One of the most overlooked files on a website, is the robots.txt file - and yet, this file is arguably the most powerful tool your website can have!
This post looks to grasp a basic understanding of a robots.txt file, and is one of the many items we’d look at when completing an SEO audit of a client’s website.
In basic terms a robots.txt file informs robots, including Googlebot, where they can and can’t go on a website.
This can be useful to ensure private areas are not indexed in search results, but it can also be used to optimise the crawl budget of your website by ensuring Googlebot only visits pages on your website that you actually want to be regularly crawled.
A very basic example of a robots.txt file would be something like the below:
User-agent: *
Allow: /
Disallow: /admin
The “User-agent” part of the file dictates which type of robot should listen to the information that follows. In this case, the use of an asterisk indicates that the information is relevant for any and all type of robot visiting the website.
The “Allow” part of the file tells the robot where it’s permitted to go. Often the “allow” part of a robots.txt file is ignored, and instead “disallow” rules are simply used to filter where a robot can visit. In this case, the “allow” line in our robots.txt allows all pages to be visible to all types of robot.
The “Disallow” part of the file, however, shows which files are not permitted to be accessed. In this case, the “/admin” line indicates that this URL should not be accessible - presumably, an admin area that would not be accessible to the public anyway.
Note that using the “Disallow” rule in a robots.txt file is not a secure method of hiding a page from end users. A robots.txt file can be seen by anyone, and the pages even if “disallowed” are still accessible by a regular user. Hide pages properly behind login areas, for example, if your content is intended to be private.

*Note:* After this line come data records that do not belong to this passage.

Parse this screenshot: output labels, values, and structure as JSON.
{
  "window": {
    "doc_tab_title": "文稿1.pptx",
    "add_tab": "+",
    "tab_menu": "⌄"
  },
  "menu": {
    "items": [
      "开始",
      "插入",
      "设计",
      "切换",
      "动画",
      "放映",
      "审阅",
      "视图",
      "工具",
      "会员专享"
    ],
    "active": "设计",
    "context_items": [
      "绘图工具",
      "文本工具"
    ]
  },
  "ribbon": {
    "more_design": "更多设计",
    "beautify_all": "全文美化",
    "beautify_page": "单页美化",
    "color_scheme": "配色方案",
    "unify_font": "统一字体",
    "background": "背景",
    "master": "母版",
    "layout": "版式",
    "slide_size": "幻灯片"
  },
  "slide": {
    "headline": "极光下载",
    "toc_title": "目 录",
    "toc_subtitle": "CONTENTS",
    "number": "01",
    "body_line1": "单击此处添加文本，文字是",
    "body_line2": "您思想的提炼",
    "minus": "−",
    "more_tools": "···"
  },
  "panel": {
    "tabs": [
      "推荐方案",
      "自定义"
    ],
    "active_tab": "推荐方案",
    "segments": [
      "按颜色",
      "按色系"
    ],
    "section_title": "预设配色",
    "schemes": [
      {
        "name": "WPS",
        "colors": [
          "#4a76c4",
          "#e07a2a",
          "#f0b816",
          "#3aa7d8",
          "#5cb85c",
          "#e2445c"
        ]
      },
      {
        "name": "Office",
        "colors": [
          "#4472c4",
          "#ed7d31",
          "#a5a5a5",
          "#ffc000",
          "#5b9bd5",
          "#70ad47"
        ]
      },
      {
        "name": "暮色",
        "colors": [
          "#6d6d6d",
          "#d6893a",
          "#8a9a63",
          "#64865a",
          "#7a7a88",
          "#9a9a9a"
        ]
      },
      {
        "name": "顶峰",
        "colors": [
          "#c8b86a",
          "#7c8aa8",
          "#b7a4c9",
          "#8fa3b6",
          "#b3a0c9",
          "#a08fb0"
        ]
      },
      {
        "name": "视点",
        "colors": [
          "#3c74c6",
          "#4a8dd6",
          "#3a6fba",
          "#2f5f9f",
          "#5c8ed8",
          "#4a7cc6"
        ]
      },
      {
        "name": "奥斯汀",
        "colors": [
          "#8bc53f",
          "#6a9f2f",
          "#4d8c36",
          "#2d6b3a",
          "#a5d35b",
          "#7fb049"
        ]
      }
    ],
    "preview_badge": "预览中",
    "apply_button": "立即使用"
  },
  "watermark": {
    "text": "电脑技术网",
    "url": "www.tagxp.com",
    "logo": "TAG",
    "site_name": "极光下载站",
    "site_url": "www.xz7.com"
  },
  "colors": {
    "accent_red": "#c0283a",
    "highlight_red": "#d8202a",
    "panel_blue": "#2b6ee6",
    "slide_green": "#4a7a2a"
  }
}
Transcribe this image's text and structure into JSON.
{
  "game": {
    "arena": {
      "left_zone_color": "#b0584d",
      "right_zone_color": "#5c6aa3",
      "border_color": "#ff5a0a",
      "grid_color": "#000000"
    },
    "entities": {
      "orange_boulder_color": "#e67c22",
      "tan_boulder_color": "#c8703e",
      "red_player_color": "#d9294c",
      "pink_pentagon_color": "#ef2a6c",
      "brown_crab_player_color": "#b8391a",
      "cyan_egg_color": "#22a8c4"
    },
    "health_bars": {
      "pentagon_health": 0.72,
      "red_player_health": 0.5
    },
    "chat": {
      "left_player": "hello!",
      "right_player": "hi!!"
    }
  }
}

It’s best practice to also include the location of your website’s XML sitemap, assuming you have one, in the robots.txt file.
This means our robots.txt example file would now look as follows:
User-agent: *
Allow: /
Disallow: /admin
Sitemap: https://www.yourwebsite.com/sitemap.xml
Remember that if you have a multilingual website, for example, you cater for both English and French speakers in different sections of your site, you should list each available sitemap in the robots.txt file accordingly.
Often when working with SEO for ecommerce websites, we will find pages which be sorted by price and filtered by colour, for example. Or, functionality will exist where products can be added to a wishlist or comparison tool, which can all create long, complicated, and possibly unnecessary, URLs.
This is not just the case with ecommerce websites, but most websites, built on any type of popular CMS. Every type of website will have their own crawl issues which can be easily amended with the use of robots.txt.
Many of the reports in Google Search Console will flag up potential URLs that are slowing down Google’s crawl of the website. Or, try using a “site:” search in Google to spot URLs which are indexed but probably shouldn’t be.
An example of a bad URL could be when adding a product to a wishlist function on an ecommerce website, whereby the URL might end up looking like:
https://www.yourwebsite.com/product-category/product-name?add-to-wishlist=yes
Inevitably, this will result in every product creating duplicate URLs, and hundreds if not thousands of URLs that simply waste Googlebot’s time. These are of no use for Google to see.
To rid Googlebot of seeing these URLs, our robots.txt file might now look something like the below:
User-agent: *
Allow: /
Disallow: /admin
Disallow: *wishlist*
Sitemap: https://www.yourwebsite.com/sitemap.xml
The new “Disallow: *wishlist*” rule will simply block access to any URL with “wishlist” in the address.
How you set up your robots.txt file depends on the structure of the rest of your website. For example, you wouldn’t want to block URLs in this format if the word “wishlist” is a genuine part of the URL structure on other pages!
You can now start to see how the use of a robots.txt file can really affect the technical SEO performance of your website!
When it comes to making changes to a robots.txt file, it’s important to test your changes before putting anything live. This file is a powerful tool, and can make a mess of your rankings if implemented incorrectly!
For example, a rogue “Disallow: /” line in your robots.txt file would stop Googlebot from crawling your website, not ideal for keyword positions!
So, what tools are there for testing your robots.txt file?
Both of these tools allow you to amend your robots.txt code on the fly and test validation against specific URLs.
One of the most commonly used content management systems available, Wordpress robots.txt files are easy to edit using the popular Yoast SEO plugin.
Every content management system is different, but editing a robots.txt file should be possible through most popular CMS’.
If this isn’t possible, speak to your web developer about changing your robots.txt file manually instead.